The Department of the Navy has posted a solicitation asking contractors to bid on a project that would amass a staggering 350 billion social media posts dating from 2014 through 2016. The data will be taken from a single social media platform – but the solicitation does not specify which one.
“We seek to acquire a large-scale global historical archive of social media data, providing the full text of all public social media posts, across all countries and languages covered by the social media platform,” the contract synopsis reads. The Navy said that the archive would be used in “ongoing research efforts” into “the evolution of linguistic communities” and “emerging modes of collective expression, over time and across countries.”
The archive will draw from publicly available social media posts and “no private communications or private user data” will be included in the database. However, all records must include the time and date at which each message was sent and the public user handle associated with the message. Additionally, each record in the archive must include all publicly available meta-data, including country, language, hashtags, location, handle, timestamp, and URLs, that were associated with the original posting.
The data must be collected from at least 200 million unique users in at least 100 countries, with no single country accounting for more than 30 percent of users, the advert says.

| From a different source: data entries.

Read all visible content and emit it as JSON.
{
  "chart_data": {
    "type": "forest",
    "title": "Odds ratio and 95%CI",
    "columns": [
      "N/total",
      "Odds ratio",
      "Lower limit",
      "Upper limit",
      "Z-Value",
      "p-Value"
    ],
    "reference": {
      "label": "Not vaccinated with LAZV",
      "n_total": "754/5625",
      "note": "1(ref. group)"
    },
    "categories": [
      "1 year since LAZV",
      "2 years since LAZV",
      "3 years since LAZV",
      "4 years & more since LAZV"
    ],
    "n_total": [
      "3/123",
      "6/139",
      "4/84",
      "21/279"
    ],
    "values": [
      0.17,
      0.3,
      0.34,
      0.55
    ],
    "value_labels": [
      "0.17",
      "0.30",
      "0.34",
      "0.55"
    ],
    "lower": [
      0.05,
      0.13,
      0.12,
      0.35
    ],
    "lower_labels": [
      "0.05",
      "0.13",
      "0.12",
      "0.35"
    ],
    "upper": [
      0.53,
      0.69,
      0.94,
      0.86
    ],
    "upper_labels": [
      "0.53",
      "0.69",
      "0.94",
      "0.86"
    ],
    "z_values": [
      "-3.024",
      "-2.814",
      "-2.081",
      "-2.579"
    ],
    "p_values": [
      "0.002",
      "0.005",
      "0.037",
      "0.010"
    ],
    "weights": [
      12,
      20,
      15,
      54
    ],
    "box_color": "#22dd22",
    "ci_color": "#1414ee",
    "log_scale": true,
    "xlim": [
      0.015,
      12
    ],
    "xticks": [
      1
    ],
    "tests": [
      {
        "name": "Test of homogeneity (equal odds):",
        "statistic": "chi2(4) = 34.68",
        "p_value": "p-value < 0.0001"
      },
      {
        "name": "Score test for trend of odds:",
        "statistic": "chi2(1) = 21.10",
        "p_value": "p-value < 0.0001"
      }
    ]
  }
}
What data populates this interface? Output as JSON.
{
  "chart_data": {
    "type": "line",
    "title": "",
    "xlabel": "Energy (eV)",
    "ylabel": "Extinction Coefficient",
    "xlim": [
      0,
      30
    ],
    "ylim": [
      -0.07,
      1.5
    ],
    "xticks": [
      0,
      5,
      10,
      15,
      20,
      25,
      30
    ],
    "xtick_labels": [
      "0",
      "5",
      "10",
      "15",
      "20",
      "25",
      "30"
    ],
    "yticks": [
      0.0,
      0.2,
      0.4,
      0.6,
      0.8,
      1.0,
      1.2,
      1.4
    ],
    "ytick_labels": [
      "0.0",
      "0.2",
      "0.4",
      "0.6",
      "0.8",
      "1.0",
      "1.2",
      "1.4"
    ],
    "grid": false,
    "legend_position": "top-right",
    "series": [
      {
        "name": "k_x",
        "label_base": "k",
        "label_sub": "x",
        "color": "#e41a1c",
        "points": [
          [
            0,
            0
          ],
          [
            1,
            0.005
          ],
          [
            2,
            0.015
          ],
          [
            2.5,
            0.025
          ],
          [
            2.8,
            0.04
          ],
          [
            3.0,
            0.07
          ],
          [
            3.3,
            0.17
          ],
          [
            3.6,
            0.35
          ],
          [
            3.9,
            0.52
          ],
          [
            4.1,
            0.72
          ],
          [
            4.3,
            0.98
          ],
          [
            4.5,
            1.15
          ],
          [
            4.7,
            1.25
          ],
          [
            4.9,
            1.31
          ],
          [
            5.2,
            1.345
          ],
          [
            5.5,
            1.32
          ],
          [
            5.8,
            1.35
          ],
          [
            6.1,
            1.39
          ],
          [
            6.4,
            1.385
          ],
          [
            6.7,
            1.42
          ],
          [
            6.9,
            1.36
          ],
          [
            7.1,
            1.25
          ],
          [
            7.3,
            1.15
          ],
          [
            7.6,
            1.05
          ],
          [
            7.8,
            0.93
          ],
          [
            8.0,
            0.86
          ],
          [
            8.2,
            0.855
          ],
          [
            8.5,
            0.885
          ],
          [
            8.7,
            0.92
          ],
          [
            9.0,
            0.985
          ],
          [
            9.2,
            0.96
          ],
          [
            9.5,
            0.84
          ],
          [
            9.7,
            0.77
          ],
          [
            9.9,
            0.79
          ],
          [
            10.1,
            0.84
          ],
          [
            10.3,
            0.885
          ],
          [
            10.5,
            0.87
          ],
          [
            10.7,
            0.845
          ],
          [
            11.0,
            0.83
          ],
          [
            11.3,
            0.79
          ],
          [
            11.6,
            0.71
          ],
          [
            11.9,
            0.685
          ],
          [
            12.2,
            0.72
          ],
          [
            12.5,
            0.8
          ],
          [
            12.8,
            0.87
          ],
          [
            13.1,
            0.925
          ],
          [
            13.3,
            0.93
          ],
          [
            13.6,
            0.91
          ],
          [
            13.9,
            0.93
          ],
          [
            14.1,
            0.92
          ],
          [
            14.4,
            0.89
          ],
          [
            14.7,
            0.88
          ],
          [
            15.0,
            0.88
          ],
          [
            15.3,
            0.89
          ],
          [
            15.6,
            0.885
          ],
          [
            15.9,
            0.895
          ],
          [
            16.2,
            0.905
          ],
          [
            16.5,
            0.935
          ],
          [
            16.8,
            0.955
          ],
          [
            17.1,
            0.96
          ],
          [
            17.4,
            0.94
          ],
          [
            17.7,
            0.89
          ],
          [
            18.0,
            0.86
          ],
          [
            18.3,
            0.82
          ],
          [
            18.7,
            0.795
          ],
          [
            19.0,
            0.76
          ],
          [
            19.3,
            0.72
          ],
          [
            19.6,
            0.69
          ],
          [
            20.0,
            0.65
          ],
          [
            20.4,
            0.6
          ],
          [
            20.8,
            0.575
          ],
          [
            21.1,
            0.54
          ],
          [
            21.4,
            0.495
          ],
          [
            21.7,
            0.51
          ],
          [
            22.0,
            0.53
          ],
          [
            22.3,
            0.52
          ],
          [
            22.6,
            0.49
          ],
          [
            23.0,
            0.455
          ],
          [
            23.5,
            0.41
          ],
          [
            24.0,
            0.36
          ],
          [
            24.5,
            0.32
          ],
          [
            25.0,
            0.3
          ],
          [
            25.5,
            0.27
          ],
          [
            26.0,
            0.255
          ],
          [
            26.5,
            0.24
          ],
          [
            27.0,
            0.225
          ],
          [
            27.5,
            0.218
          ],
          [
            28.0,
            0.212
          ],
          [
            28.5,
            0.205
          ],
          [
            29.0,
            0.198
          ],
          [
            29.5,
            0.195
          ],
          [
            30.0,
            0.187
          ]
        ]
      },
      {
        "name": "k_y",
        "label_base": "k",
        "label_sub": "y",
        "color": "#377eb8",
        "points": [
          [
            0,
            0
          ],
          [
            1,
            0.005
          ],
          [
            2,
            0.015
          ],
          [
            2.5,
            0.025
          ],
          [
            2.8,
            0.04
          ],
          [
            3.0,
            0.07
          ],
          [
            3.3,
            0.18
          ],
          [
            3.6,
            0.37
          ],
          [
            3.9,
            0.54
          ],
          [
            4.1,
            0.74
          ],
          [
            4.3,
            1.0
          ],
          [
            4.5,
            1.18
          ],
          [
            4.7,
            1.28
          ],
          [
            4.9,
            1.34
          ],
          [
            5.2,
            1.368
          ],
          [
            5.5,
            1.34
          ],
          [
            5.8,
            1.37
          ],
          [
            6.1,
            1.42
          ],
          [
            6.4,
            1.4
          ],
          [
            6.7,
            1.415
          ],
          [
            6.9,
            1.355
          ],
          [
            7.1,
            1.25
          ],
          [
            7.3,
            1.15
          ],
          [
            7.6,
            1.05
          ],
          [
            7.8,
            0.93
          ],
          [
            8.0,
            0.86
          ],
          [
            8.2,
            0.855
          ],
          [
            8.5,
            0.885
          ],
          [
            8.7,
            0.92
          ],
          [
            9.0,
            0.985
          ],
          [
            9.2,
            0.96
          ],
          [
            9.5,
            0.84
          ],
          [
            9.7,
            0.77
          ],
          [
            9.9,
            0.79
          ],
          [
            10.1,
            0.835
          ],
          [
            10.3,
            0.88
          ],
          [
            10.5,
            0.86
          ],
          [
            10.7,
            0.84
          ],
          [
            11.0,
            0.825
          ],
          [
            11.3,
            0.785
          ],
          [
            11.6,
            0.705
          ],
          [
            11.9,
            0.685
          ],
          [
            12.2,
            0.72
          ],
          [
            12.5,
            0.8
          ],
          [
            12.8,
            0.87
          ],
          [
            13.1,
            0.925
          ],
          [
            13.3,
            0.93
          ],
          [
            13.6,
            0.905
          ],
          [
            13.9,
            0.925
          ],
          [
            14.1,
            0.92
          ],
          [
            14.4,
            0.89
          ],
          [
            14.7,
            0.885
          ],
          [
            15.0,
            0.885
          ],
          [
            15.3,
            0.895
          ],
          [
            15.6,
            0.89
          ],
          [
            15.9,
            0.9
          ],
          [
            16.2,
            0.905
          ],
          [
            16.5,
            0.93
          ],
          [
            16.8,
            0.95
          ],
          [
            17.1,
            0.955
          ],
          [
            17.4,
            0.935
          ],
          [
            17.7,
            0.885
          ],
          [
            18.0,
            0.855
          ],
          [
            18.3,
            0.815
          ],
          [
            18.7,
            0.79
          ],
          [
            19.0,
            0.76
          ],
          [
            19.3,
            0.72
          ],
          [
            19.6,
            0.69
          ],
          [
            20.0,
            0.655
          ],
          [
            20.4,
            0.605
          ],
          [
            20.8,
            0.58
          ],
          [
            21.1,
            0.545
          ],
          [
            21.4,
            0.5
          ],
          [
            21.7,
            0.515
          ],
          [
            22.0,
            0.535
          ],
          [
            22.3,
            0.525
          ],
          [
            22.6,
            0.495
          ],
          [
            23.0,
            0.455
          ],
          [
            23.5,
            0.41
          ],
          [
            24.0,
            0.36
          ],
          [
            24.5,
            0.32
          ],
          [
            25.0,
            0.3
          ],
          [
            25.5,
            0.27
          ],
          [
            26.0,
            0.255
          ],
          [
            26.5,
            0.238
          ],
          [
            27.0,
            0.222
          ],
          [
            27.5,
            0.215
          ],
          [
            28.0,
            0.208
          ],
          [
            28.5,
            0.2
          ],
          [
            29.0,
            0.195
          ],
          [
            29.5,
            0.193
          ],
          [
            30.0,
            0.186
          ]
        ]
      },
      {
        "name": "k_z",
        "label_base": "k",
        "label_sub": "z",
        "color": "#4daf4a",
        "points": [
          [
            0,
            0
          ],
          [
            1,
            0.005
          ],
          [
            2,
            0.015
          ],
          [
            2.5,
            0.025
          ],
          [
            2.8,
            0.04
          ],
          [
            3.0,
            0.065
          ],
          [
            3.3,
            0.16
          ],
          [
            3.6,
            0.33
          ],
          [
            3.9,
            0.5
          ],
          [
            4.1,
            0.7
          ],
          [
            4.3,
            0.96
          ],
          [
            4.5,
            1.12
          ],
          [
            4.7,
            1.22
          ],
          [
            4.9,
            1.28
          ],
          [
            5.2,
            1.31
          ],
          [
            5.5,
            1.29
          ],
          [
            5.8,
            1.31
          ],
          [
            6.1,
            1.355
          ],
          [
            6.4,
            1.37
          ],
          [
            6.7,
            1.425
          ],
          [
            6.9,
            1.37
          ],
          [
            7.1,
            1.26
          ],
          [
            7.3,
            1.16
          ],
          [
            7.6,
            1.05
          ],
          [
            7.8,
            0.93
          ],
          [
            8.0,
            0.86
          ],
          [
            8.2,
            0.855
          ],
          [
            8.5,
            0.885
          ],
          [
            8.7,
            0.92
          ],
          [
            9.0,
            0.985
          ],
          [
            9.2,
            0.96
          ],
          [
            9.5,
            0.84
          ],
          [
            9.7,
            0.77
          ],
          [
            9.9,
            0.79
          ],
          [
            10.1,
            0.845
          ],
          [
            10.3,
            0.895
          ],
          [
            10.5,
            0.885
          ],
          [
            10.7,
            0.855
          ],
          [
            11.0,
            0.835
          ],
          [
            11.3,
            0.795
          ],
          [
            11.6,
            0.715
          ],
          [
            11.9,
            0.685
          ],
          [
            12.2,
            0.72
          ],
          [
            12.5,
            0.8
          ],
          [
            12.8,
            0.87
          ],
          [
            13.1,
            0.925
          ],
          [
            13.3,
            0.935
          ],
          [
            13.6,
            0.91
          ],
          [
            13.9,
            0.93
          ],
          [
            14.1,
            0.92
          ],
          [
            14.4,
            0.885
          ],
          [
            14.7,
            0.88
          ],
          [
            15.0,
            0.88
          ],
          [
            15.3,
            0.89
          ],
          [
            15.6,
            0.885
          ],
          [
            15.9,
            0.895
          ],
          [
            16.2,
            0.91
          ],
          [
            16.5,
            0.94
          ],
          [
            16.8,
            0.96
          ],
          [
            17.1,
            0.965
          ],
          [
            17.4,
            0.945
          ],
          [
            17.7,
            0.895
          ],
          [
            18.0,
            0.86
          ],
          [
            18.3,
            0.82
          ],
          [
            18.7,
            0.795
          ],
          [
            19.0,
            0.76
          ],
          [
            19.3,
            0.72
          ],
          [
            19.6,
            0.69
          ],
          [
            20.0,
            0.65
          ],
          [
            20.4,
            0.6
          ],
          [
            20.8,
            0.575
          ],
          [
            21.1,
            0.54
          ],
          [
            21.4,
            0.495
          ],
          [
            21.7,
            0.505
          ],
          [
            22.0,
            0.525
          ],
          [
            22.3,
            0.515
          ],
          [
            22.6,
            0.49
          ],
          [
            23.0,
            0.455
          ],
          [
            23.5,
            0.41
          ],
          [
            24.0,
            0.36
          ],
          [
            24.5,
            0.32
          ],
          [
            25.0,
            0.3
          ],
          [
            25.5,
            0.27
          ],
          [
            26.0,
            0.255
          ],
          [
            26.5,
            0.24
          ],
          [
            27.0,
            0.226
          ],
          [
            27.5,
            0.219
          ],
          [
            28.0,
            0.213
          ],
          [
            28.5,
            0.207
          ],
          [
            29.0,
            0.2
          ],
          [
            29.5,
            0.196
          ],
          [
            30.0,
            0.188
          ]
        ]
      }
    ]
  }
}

While the stated intentions of the project may sound benign, the US government has previously expressed interest in collecting social media data for more eyebrow-raising purposes. Last year, the US Department of Homeland Security issued a notice asking contractors to bid on a database that tracks 290,000 global news sources in over 100 languages. The contract also mentioned the ability to keep tabs on “influencers,” leading some reports to speculate that the proposed database could be used to monitor journalists.